Our encounter was brief. I didn’t want to deprive her of her precious time before she had to grind through a 12-hour shift.
While most solo diners I spoke to relish the perks of solitude, Christina*, a healthcare worker sees eating alone outside as a waste of time. She would rather either da bao food during lunch hours and eat at her desk while she works or eat out with her friends. “It’s like killing two birds with one stone when you eat with friends, you get to eat and interact,” she says matter-of-factly.
Other things she wouldn’t do alone include going to a concert, watching movies, and travelling. It’s mainly for productivity and cost-effective reasons, she explains, since she would rather use it as an opportunity to spend time with her friends and split the cost of a hotel room.
At this point, I started to question myself. Do I really savour the time I have with my food or am I just afraid of wasting time? The serenity of having lunch alone does mean that I no longer have to wait for everyone to gather and debate about what and where to eat, then wait again for the endless toilet runs (I’m guilty of that myself before heading for lunch).
While questioning the relationship between efficiency and loneliness, I met Pak Agus who shared his colourful life with me over a bowl of fishball noodles. He has an entirely different take on dining alone.

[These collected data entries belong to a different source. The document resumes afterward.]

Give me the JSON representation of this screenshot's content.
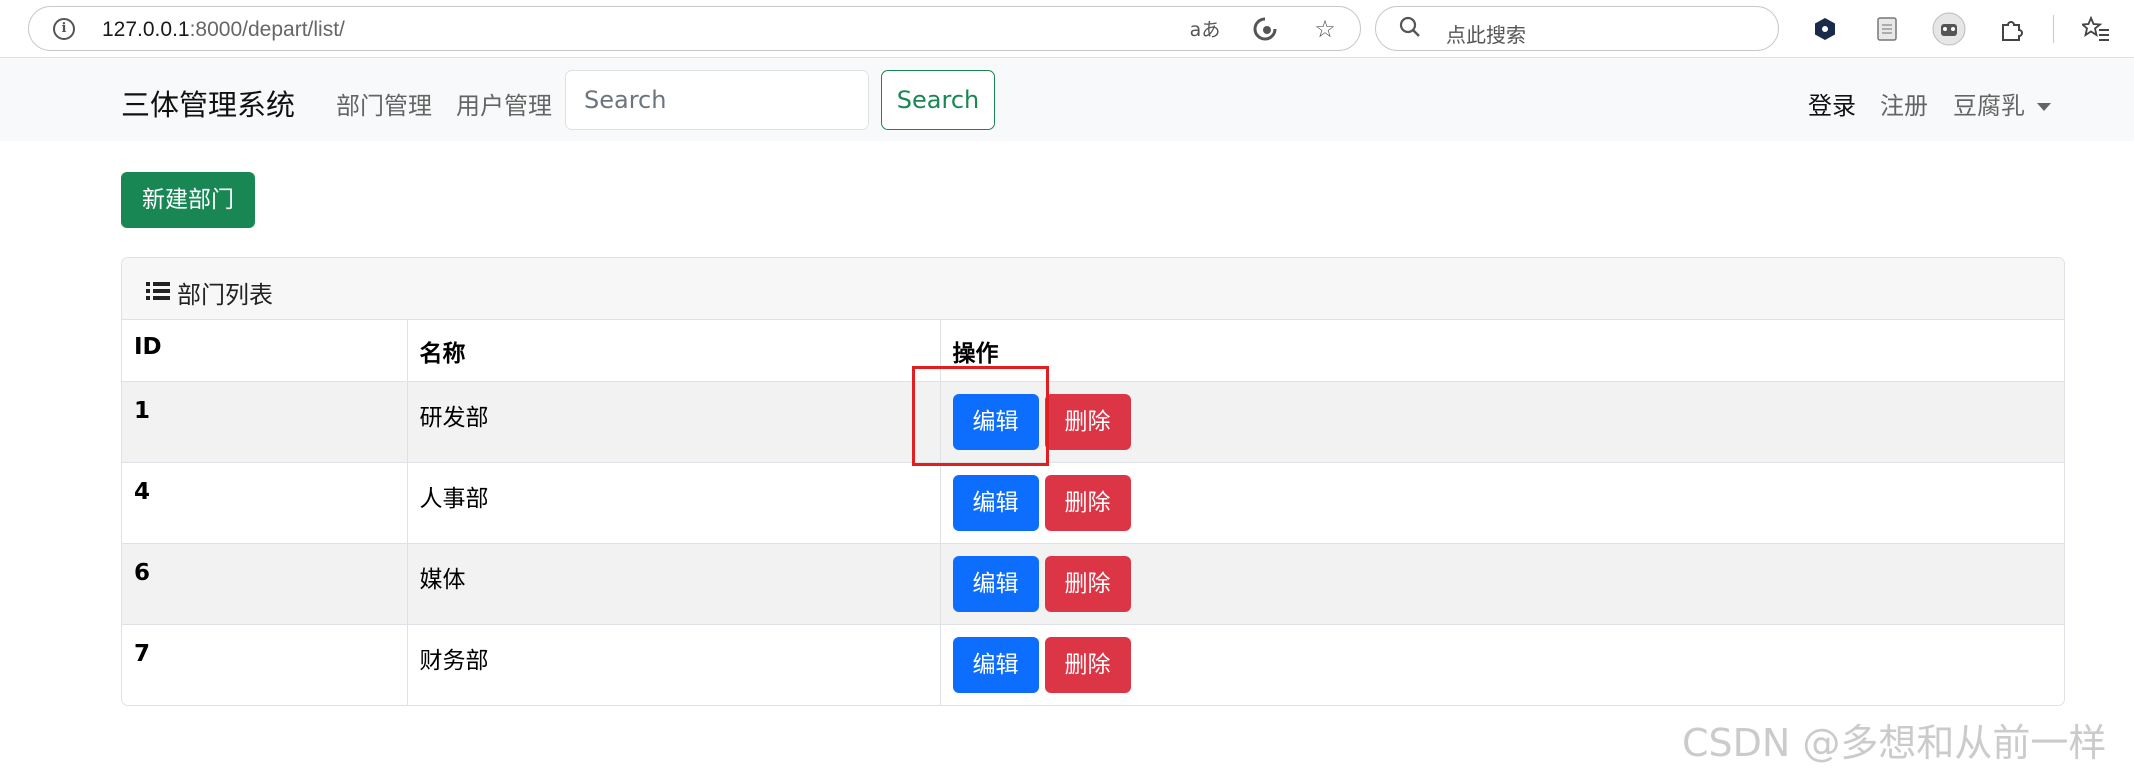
{
  "browser": {
    "url_host": "127.0.0.1",
    "url_rest": ":8000/depart/list/",
    "search_placeholder": "点此搜索",
    "read_aloud_label": "aあ"
  },
  "navbar": {
    "brand": "三体管理系统",
    "links": [
      "部门管理",
      "用户管理"
    ],
    "search_placeholder": "Search",
    "search_button": "Search",
    "login": "登录",
    "register": "注册",
    "user": "豆腐乳"
  },
  "toolbar": {
    "new_button": "新建部门"
  },
  "panel": {
    "title": "部门列表"
  },
  "table": {
    "headers": [
      "ID",
      "名称",
      "操作"
    ],
    "rows": [
      {
        "id": "1",
        "name": "研发部"
      },
      {
        "id": "4",
        "name": "人事部"
      },
      {
        "id": "6",
        "name": "媒体"
      },
      {
        "id": "7",
        "name": "财务部"
      }
    ],
    "edit_label": "编辑",
    "delete_label": "删除"
  },
  "watermark": "CSDN @多想和从前一样",
  "colors": {
    "success": "#198754",
    "primary": "#0d6efd",
    "danger": "#dc3545",
    "highlight": "#e02020"
  }
}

Pak Agus has been going to Serangoon Garden Market & Food Centre for 45 years and has a clique of friends that he usually hangs out with. Even when he eats alone, he would strike up conversations with the strangers that share their tables with him. I happen to be the new friend he made that day.
His warmth and friendliness are infectious. So much so that a couple he met once while he was sharing a table with came back to the hawker centre on a separate occasion to treat him to some curry puffs.
I wonder if it’s the swag that Pak Agus embodies—I mean, look at how he carries a flat cap. Our conversation got me thinking about my own routine of distracting myself with my phone. Imagine what I could have enjoyed if only I decided to look up instead.
What started out as a photo essay to justify my lone dining habits has led me to think about the symbiotic relationship we have with the people (or strangers) around us. After all, we are social creatures and we’re wired to thrive in the company of others, be it for a sense of belonging or even for safety.
Still, I can’t help but wonder if my celebration of solo dining is a facade for not wanting to do the extra work of connecting or paying attention to people. Am I too afraid to put down my phone and be vulnerable to loneliness?
Maybe I could trade a little bit of productivity for some human connection. Perhaps strike up a conversation with the stranger next to me, or be 100 percent present with my meals. I could even wait for everyone to finish their pre-meal toilet run while I contemplate what else I can (challenge myself to) do alone.